31 May 2023 – Fifty years have passed since The Club of Rome published The Limits to Growth. The report was a sharp critique of the notion of material growth as eternal and predicted increasing problems as a consequence of rapidly growing populations and economies. The report warned the world economy would face the risk of serious problems — even collapse — within 50 to 100 years because of resource depletion, increasing volumes of waste and pollution, and the degradation of vital ecosystems.
This scenario is becoming reality. Only since 1970, global resource use has more than tripled. Today, the world economy consumes 100 billion tons of virgin materials every year. The benefits of this material use are obvious. The living standards of billions of people have vastly improved. Its downsides of pollution, resource depletion, climate change and biodiversity loss, however, also becoming evident.
Earth for All: A Survival Guide for Humanity, published in 2022, is a follow-up to The Limits to Growth. The book explores different scenarios to effectively address the resource, pollution and ecosystem crises, as well as the problems of poverty and inequality. It identifies five “extraordinary turnarounds” that can transform our economies to meet the 2030 Sustainable Development Goals and offer wellbeing to the vast majority of the world population within the planetary boundaries.
These turnarounds focus on: addressing poverty forcefully by debt relief and by adopting fairer and greener economic models; reducing inequality; transforming energy systems to halve greenhouse gas emissions every decade; making food systems nature positive by 2030; and by empowering women by giving priority to education and reproductive health.
These turnarounds must be underpinned by a number of flanking measures, in particular a radically different approach to managing natural resources.
The extraction and processing of materials is a major reason behind the triple planetary crisis of climate change, biodiversity loss, and pollution and waste, responsible for an estimated 50 per cent of carbon emissions and 90 per cent of global biodiversity loss.
Ever since the Brundtland report in 1987 we have talked about “decoupling resource use from economic growth.” But so far it is not happening. Global resource use productivity has not improved since 2000, and material footprints remain extremely uneven with high-income countries consuming over 10 times more of the Earth’s resources per capita than the low-income countries. To move away from this system, while assuring the wellbeing of 9 to 10 billion people without destroying the planet, overall resource use must level off. At the same time, however, energy and material use in low-income countries will have to increase significantly to allow people in these nations to attain a decent standard of living.

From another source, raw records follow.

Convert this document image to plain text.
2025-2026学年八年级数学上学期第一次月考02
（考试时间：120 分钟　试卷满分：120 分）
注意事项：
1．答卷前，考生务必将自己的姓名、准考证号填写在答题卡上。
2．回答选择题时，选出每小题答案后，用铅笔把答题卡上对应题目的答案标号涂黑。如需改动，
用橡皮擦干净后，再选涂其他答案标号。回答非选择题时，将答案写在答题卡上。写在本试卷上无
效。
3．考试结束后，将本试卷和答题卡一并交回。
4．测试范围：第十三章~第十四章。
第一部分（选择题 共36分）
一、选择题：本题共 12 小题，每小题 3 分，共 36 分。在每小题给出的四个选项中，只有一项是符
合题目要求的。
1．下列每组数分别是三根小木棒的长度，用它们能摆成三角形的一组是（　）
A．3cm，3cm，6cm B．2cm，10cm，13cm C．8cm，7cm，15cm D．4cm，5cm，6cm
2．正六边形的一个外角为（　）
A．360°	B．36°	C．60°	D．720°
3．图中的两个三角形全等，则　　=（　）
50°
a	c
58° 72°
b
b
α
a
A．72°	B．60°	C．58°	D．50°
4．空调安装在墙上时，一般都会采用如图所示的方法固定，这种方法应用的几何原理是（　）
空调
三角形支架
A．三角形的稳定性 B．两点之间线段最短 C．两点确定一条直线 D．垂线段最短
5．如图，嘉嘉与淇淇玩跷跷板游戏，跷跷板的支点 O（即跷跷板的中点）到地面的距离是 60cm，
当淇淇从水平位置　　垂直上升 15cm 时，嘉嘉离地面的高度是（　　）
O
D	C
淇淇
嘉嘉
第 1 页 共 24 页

Resource efficiency is part of the answer – in terms of extended product life, reuse and recycling — but it is no panacea. Efficiency gains are frequently cancelled out by increases in consumption as a consequence of economic growth and rebound effects. Hence, it is unrealistic to assume that technology fixes alone will lead to the decoupling of production and consumption from environmental harms at the scale needed. Instead holistic, systemic change is needed with the long-term goal of creating a global economy with sufficiency at its core. Human needs can be met much more intelligently than what is the case today.
Such an approach means not only focusing on decarbonising energy production, but also changing the drivers that lead to excessive energy and material demand.
To better understand what this would look like in practice, let’s take mobility in cities as an example. Instead of focusing blindly on replacing the internal combustion engine with electric vehicles (EVs), mobility needs examining more broadly. Cleaner vehicles are part of the solution, but equally important are compact cities offering the services people need close to where they live; safe cycling and walking options; frequent and reliable public transport; and pooled mobility. Mobility as a service stands out as a most appropriate solution, notably in cities. Likewise, EVs should be made in the most circular way possible to minimise resource use.
Such systemic optimisation would save significant amounts of steel and other materials, large amounts of energy and reduce air pollution.
A similar logic can be applied to other sectors and, if rolled out globally, would help create fairer economies and societies, and help tackle the root causes of climate change and biodiversity loss. To this end, the twenty-first century should be marked by the dual trends of decarbonisation and dematerialisation, and all activities should be judged according to their contribution to meeting these goals.
Policy makers and business leaders are deluded if they believe that by solely greening existing systems and structures of production, change can be delivered at the speed and scale demanded by science to cut greenhouse gas emissions and stop the sixth great extinction. It is time for systemic change that delivers for people and the planet everywhere, not just for the wealthiest in high-income countries.